Beitrag von Vielfahrer »

Während demnächst der Badische Bahnhof Basel sein Jubiläum feiert, befasst sich Daniel Gerny, Basel in der NZZ vom 6. September 2013 mit dem Doppelbahnhof Basel SBB/SNCF.


Fast am Ende von Gleis vier, dort, wo die Züge aus Frick, Rheinfelden oder Brugg zum Stillstand kommen und die Pendler via Rolltreppe in den Feierabend verschwinden, beginnt die Welt: Die Bahnhof-Infrastruktur verliert hier an Dichte, doch Gleis vier führt weiter in die Ferne, in einer leichten Linkskurve in Richtung Frankreich. An schönen Abenden, wenn das Gleisfeld in warmes Licht getaucht ist und der die Sonne reflektierende Schienenstrang in die Weite weist, ist es schwer, hier nicht von Fernweh gepackt zu werden. Um 18 Uhr 24 fährt vom französischen Bahnhof der nächste Zug nach Paris. Die "Rue de la Seine" oder die "Place des Vosges" - so nah sind sie.

Doch auch dieser wunderbare Blick am Basler Bahnhof SBB, den man erst richtig vermissen wird, wenn er nicht mehr existiert, soll verschwinden: Eine wild zusammengewürfelte Allianz aus Jungparteien, Politikern aller Lager, aus IG Velo, Wirtschafts- und Naturschutzverbänden, Gewerblern, Pro Innenstadt und aus Bauunternehmerns fordert via Volksinitiative die Überdachung und Begrünung des Bahnhofs auf einer Fläche von 30.000 Quadratmetern. Das entspricht vier bis fünf Fußballfeldern. Federführend beim sogenannten Centralpark Basel ist der Gartenbauarchitekt Donald Jacob, der das Projekt fast im Alleingang vorangetrieben hat.

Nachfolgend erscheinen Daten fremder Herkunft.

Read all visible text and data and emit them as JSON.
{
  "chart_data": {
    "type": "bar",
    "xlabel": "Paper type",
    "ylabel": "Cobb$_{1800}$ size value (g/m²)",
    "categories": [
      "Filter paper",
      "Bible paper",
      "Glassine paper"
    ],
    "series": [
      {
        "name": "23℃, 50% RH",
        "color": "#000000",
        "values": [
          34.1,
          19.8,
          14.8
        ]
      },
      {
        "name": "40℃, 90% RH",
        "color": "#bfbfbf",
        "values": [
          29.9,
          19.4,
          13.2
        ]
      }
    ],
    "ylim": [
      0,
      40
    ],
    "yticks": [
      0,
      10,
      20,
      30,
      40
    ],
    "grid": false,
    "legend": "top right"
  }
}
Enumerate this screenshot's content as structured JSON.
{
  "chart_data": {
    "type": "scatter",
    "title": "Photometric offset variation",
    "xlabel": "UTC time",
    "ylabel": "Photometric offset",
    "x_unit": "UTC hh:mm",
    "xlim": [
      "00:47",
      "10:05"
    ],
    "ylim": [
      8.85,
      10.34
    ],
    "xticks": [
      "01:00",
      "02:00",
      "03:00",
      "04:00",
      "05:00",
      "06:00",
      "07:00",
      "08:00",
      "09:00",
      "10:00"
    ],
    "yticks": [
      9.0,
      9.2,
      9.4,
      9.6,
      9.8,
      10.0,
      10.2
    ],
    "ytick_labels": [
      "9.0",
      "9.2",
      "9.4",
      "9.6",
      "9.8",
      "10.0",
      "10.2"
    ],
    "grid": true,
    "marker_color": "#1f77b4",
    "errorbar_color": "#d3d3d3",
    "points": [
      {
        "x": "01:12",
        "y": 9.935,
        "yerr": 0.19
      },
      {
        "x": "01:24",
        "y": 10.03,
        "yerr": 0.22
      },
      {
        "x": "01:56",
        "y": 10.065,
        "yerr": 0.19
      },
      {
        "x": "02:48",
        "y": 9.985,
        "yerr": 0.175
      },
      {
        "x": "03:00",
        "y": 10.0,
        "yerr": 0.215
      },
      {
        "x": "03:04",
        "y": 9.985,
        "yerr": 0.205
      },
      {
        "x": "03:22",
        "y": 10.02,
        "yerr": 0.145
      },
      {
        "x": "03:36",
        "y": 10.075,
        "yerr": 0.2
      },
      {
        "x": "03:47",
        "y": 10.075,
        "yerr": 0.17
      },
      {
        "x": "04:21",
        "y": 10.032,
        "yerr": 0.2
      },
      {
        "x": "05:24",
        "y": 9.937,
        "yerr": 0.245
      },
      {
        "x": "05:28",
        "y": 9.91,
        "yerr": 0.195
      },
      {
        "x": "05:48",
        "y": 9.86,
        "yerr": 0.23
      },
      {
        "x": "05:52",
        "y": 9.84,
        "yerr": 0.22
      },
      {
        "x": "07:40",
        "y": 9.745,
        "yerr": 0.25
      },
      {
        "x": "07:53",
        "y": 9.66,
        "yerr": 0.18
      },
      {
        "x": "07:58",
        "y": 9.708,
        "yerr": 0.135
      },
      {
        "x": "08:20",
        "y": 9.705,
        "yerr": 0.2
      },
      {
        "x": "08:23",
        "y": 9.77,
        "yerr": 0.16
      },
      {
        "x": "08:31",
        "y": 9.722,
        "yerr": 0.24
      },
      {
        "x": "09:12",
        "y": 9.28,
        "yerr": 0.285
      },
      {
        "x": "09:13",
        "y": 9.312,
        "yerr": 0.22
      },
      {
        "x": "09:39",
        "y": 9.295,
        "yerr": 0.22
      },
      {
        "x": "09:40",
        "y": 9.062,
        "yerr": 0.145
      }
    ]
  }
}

Am 22. September wird über eine Machbarkeitsstudie abgestimmt.

Obwohl sich Architekten, die SBB als Grundeigentümerin, die Basler Regierung und das Parlament gegen Jacobs Pläne aussprechen, ist eine Annahme keineswegs ausgeschlossen. Denn Jacob trifft einen Nerv: Die Anbindung des Gundelfinger Quartiers im Süden Basels an die Stadt ist ungenügend. Das Gundeli weist die für viele Bahnhofsgebiete typischen Vernarbungen auf, die die Stadtplaner bisher trotz Verbesserungen nur teilweise beseitigen konnten. Gleichzeitig ist in Basel, das auch dank Kantonsbaumeister Fritz Schumacher einen städtebaulichen Schub erlebt, der Wunsch nach einer Portion Gemütlichkeit spürbar - nicht nur, aber auch in baulicher Hinsicht.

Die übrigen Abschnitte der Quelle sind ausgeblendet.